September 13, 2012  |  Canadian Press  |  Comments

Telus told a CRTC hearing Thursday that Bell‘s proposed $3.4 billion acquisition of Astral Media will put too much power in one group and there would need to be additional safeguards to prevent market abuse.

Telus is the latest rival of Bell and its parent BCE tell the Canadian Radio-television and Telecommunications Commission that Bell’s acquisition of Astral’s television, radio and advertising business shouldn’t be allowed or, if it is, with conditions and restrictions.
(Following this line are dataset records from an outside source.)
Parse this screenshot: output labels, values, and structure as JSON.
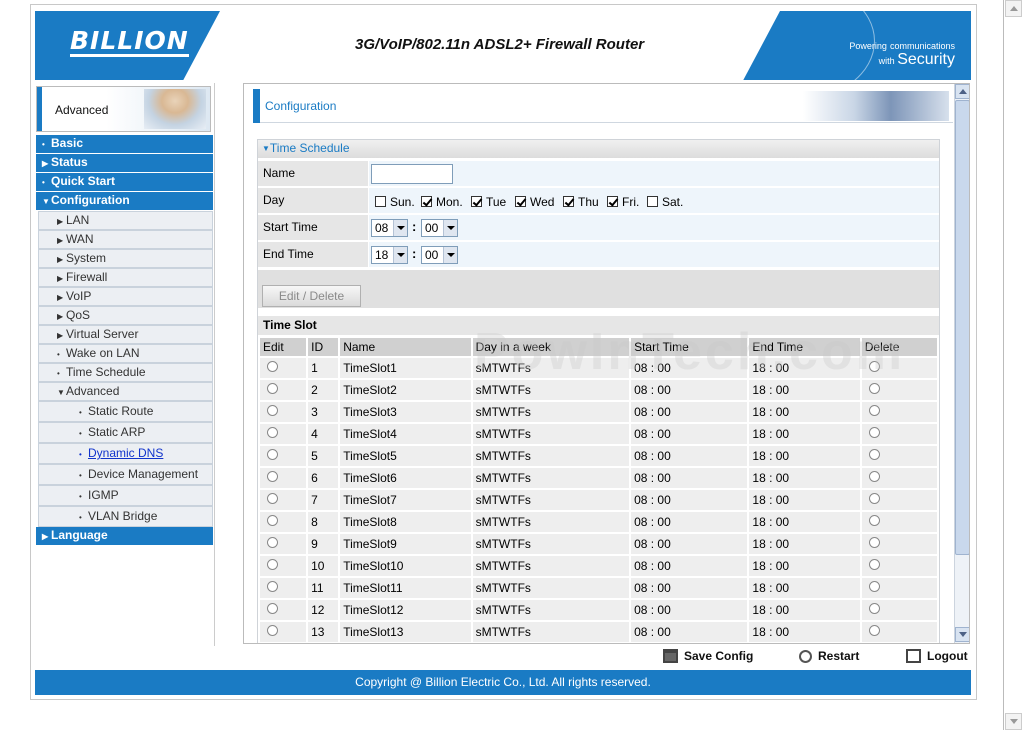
{
  "header": {
    "brand": "BILLION",
    "title": "3G/VoIP/802.11n ADSL2+ Firewall Router",
    "tagline_main": "Powering",
    "tagline_small": "communications",
    "tagline_with": "with",
    "tagline_security": "Security"
  },
  "sidebar": {
    "banner_label": "Advanced",
    "top_items": [
      "Basic",
      "Status",
      "Quick Start",
      "Configuration"
    ],
    "config_items": [
      "LAN",
      "WAN",
      "System",
      "Firewall",
      "VoIP",
      "QoS",
      "Virtual Server",
      "Wake on LAN",
      "Time Schedule",
      "Advanced"
    ],
    "advanced_items": [
      "Static Route",
      "Static ARP",
      "Dynamic DNS",
      "Device Management",
      "IGMP",
      "VLAN Bridge"
    ],
    "language": "Language"
  },
  "main": {
    "title": "Configuration",
    "section_title": "Time Schedule",
    "form": {
      "name_label": "Name",
      "name_value": "",
      "day_label": "Day",
      "days": [
        {
          "label": "Sun.",
          "checked": false
        },
        {
          "label": "Mon.",
          "checked": true
        },
        {
          "label": "Tue",
          "checked": true
        },
        {
          "label": "Wed",
          "checked": true
        },
        {
          "label": "Thu",
          "checked": true
        },
        {
          "label": "Fri.",
          "checked": true
        },
        {
          "label": "Sat.",
          "checked": false
        }
      ],
      "start_label": "Start Time",
      "start_hour": "08",
      "start_min": "00",
      "end_label": "End Time",
      "end_hour": "18",
      "end_min": "00",
      "colon": ":",
      "edit_delete_label": "Edit / Delete"
    },
    "timeslot": {
      "heading": "Time Slot",
      "columns": [
        "Edit",
        "ID",
        "Name",
        "Day in a week",
        "Start Time",
        "End Time",
        "Delete"
      ],
      "rows": [
        {
          "id": "1",
          "name": "TimeSlot1",
          "day": "sMTWTFs",
          "start": "08 : 00",
          "end": "18 : 00"
        },
        {
          "id": "2",
          "name": "TimeSlot2",
          "day": "sMTWTFs",
          "start": "08 : 00",
          "end": "18 : 00"
        },
        {
          "id": "3",
          "name": "TimeSlot3",
          "day": "sMTWTFs",
          "start": "08 : 00",
          "end": "18 : 00"
        },
        {
          "id": "4",
          "name": "TimeSlot4",
          "day": "sMTWTFs",
          "start": "08 : 00",
          "end": "18 : 00"
        },
        {
          "id": "5",
          "name": "TimeSlot5",
          "day": "sMTWTFs",
          "start": "08 : 00",
          "end": "18 : 00"
        },
        {
          "id": "6",
          "name": "TimeSlot6",
          "day": "sMTWTFs",
          "start": "08 : 00",
          "end": "18 : 00"
        },
        {
          "id": "7",
          "name": "TimeSlot7",
          "day": "sMTWTFs",
          "start": "08 : 00",
          "end": "18 : 00"
        },
        {
          "id": "8",
          "name": "TimeSlot8",
          "day": "sMTWTFs",
          "start": "08 : 00",
          "end": "18 : 00"
        },
        {
          "id": "9",
          "name": "TimeSlot9",
          "day": "sMTWTFs",
          "start": "08 : 00",
          "end": "18 : 00"
        },
        {
          "id": "10",
          "name": "TimeSlot10",
          "day": "sMTWTFs",
          "start": "08 : 00",
          "end": "18 : 00"
        },
        {
          "id": "11",
          "name": "TimeSlot11",
          "day": "sMTWTFs",
          "start": "08 : 00",
          "end": "18 : 00"
        },
        {
          "id": "12",
          "name": "TimeSlot12",
          "day": "sMTWTFs",
          "start": "08 : 00",
          "end": "18 : 00"
        },
        {
          "id": "13",
          "name": "TimeSlot13",
          "day": "sMTWTFs",
          "start": "08 : 00",
          "end": "18 : 00"
        }
      ]
    }
  },
  "actions": {
    "save": "Save Config",
    "restart": "Restart",
    "logout": "Logout"
  },
  "footer": "Copyright @ Billion Electric Co., Ltd. All rights reserved.",
  "watermark": "PowInTech.com",
  "colors": {
    "accent": "#1a7bc4",
    "link": "#1133cc"
  },
  "icons": {
    "save": "floppy-disk-icon",
    "restart": "restart-arrows-icon",
    "logout": "logout-door-icon"
  }
}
“The point of all this is that Bell is already big, it has clear incentive and opportunity to behave anti-competitively to the detriment of consumers and it is clearly making it difficult for the commission to manage compliance,” Ann Mainville-Neeson, director of broadcast regulation at Telus.

“Adding significant new assets to Bell’s content portfolio through approval of this acquisition of Astral will only make matters worse,” Mainville-Neeson said Thursday at a regulatory hearing in Montreal.

There has been a long list of companies and groups that have come out against the proposed acquisition of Montreal-based Astral Media by BCE Inc., which owns telecom giant Bell Canada, the CTV television network, the former Chum radio stations and numerous specialty TV channels, as well as online sites for them all.

Bell has countered those arguments by saying it needs to be large enough to compete with global companies, especially in newer digital forms of media that relay content to mobile phones, tablets and other devices.

It announced at the open of this week’s hearings that Astral would enable it to create a competitor to the U.S.-based Netflix online video service, which delivers movies and television programs for a monthly subscription fee.

The Astral deal would continue a years-long trend of increasingly concentrated ownership of Canadian media companies, which has resulted in a dwindling number of rivals competing in numerous fields that were formally separate.

Telus – still primarily a telecom company with relatively few media assets – said Thursday that Bell has already refused or made it difficult to acquire content rights for multiple platforms, such as mobile devices, computers and broadcast.

It said it wants to be able to negotiate rights for programming for all platforms without multiple negotiations at multiple prices.

“It’s really essential that we get all of these rights at one price,” said Richard Stursberg, senior adviser on media and entertainment strategy for Telus

Major players Rogers and Quebecor have also come out against the deal, while Calgary’s Shaw Communications supports it.